The core difference between 1 / 3 and 2 is the lifetime of the variable which is being captured. In 1 and 3 the lambda is capturing the iteration variable str. In both for and foreach loops there is one iteration variable for the lifetime of the loop. When the lambda is executed at the end of the loop it executes with the final value: zar
In 2 you are capturing a local variable who's lifetime is a single iteration of the loop. Hence you capture the value at that time which is "foo"
The best reference I can you you to is Eric's blog post on the subject
http://ericlippert.com/2009/11/12/closing-over-the-loop-variable-considered-harmful-part-one/
The following happens in loop 1 and 3:
The current value is assigned to the variable str. It is always the same variable, just with a different value in each iteration. This variable is captured by the lambda. As the lambda is executed after the loop finishes, it has the value of the last element in your array.
The following happens in loop 2:
The current value is assigned to a new variable localStr.
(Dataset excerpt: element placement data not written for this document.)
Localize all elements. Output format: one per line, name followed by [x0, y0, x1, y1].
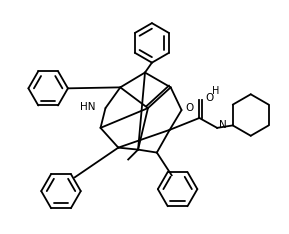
Text: N: N — [219, 120, 227, 130]
Text: O: O — [186, 103, 194, 113]
Text: O: O — [205, 93, 214, 103]
Text: HN: HN — [80, 102, 96, 112]
Text: H: H — [212, 86, 220, 96]
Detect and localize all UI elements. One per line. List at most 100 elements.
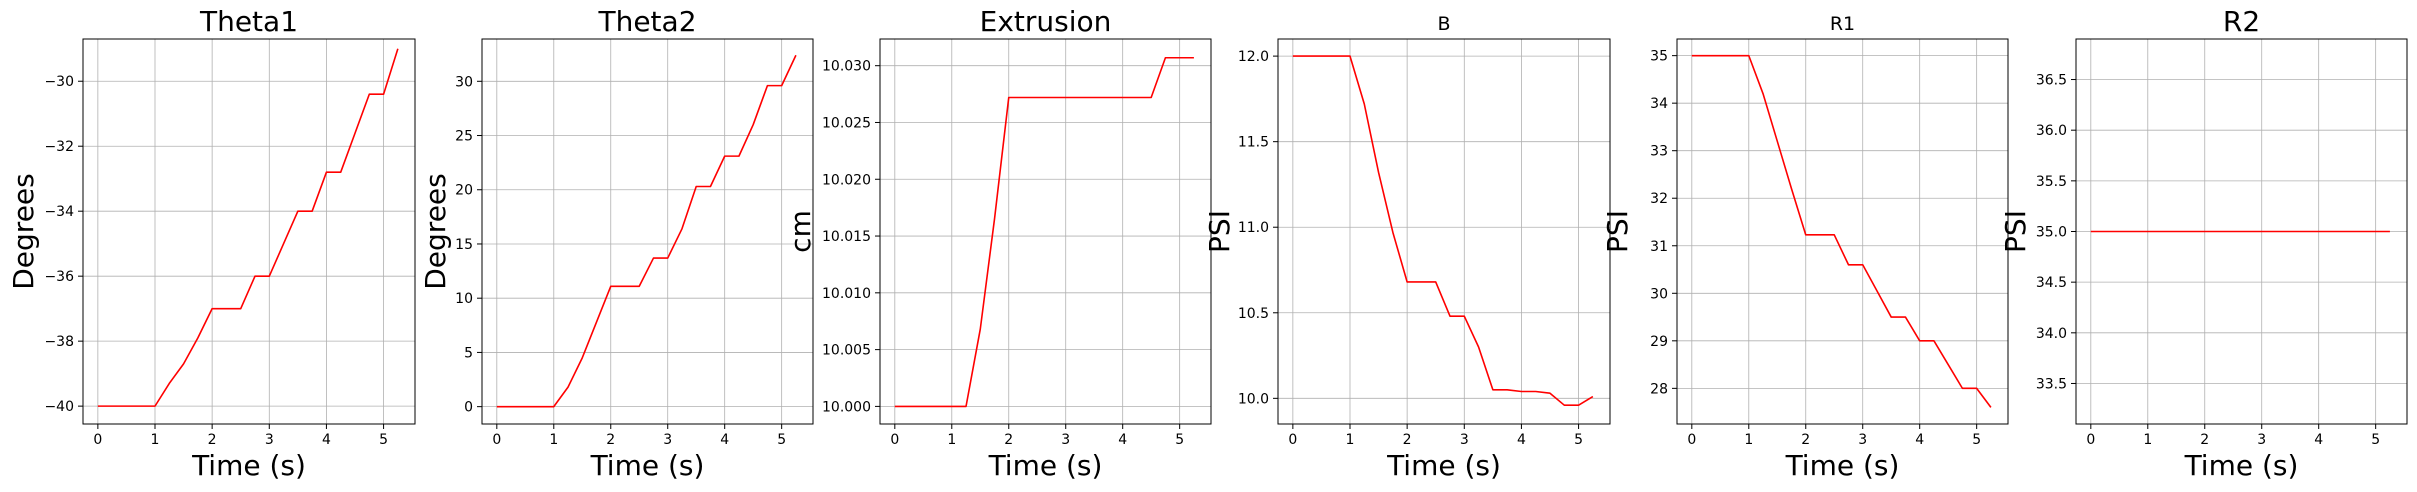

It is always a new variable that gets the value assigned. This new variable is captured by the lambda. Because the next iteration of the loop creates a new variable, the value of the captured variable is not changed and because of that it outputs "foo".
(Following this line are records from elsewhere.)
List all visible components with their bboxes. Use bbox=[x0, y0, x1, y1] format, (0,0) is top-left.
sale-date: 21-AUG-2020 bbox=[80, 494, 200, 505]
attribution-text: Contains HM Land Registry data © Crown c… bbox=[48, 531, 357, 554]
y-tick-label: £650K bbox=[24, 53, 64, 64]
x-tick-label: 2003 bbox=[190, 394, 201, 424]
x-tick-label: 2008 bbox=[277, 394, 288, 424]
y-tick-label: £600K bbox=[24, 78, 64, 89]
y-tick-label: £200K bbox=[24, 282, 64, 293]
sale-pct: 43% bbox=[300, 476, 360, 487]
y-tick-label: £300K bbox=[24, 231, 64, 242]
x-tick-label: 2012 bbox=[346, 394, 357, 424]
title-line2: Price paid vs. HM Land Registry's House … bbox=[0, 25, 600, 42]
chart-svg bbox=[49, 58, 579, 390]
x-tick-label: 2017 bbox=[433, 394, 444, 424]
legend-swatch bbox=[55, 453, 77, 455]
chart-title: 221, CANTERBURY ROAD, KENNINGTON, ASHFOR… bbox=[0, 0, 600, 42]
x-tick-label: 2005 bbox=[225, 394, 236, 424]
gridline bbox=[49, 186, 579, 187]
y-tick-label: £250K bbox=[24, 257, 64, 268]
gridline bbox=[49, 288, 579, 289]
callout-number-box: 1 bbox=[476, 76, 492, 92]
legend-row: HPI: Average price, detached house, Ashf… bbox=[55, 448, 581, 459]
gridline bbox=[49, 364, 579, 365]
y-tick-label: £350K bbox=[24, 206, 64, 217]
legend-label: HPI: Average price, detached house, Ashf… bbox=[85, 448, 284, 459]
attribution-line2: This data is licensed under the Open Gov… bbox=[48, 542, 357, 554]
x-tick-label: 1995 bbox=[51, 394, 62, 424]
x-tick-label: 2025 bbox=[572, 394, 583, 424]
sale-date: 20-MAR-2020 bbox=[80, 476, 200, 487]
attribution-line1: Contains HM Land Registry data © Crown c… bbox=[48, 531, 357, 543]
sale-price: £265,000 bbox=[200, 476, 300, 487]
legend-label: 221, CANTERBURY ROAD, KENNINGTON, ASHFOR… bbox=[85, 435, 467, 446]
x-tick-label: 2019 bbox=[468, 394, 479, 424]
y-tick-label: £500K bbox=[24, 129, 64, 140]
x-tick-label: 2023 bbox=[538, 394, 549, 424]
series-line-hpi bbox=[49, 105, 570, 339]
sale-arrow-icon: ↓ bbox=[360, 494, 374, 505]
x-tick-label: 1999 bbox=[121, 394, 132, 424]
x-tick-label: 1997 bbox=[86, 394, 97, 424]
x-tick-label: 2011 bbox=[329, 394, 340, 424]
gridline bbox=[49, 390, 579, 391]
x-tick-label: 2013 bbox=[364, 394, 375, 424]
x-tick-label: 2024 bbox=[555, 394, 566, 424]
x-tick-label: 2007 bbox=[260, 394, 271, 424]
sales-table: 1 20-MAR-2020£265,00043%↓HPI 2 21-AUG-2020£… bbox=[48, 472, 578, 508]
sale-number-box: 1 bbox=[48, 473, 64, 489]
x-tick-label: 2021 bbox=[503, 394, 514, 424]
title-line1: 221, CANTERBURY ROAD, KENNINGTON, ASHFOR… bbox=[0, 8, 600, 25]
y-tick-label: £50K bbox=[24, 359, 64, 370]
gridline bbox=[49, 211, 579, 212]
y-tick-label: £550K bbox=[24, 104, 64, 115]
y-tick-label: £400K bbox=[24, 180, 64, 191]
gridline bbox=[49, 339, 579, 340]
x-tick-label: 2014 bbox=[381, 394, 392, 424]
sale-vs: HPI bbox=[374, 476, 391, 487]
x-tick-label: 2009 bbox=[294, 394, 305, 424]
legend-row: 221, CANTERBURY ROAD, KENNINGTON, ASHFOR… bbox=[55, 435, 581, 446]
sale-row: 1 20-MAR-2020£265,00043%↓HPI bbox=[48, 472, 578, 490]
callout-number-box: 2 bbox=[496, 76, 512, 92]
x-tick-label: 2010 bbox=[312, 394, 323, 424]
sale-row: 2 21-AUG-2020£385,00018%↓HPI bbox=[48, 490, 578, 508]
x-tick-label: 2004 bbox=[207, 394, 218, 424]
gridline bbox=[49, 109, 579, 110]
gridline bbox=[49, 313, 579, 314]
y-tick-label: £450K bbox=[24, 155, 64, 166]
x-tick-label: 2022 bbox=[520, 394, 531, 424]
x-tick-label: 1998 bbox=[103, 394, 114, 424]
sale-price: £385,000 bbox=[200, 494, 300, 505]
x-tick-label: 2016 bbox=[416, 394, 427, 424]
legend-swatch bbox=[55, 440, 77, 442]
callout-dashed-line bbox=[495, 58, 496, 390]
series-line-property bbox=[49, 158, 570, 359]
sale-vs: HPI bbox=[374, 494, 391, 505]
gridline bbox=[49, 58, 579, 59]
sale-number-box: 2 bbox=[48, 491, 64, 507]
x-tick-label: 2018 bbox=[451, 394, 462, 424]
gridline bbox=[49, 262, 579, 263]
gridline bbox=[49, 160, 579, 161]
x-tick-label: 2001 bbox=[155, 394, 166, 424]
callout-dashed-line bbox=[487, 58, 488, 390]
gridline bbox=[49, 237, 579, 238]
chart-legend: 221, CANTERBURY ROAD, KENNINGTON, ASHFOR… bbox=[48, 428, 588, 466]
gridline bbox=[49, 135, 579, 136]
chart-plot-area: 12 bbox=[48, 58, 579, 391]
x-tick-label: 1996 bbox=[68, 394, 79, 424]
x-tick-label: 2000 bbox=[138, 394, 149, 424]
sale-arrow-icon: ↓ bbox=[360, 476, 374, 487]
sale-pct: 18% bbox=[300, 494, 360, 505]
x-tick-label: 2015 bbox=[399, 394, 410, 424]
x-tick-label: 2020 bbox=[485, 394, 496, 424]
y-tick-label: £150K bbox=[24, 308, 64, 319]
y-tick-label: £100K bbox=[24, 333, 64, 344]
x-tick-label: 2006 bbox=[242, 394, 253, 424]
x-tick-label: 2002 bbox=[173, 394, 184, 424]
For the people from google
I've fixed lambda bug using this approach:
I have changed this
for(int i=0;i<9;i++)
btn.OnTap += () => { ChangeCurField(i * 2); };
to this
for(int i=0;i<9;i++)
{
int numb = i * 2;
btn.OnTap += () => { ChangeCurField(numb); };
}
This forces "numb" variable to be the only one for the lambda and also makes generate at this moment and not when lambda is called/generated < not sure when it happens.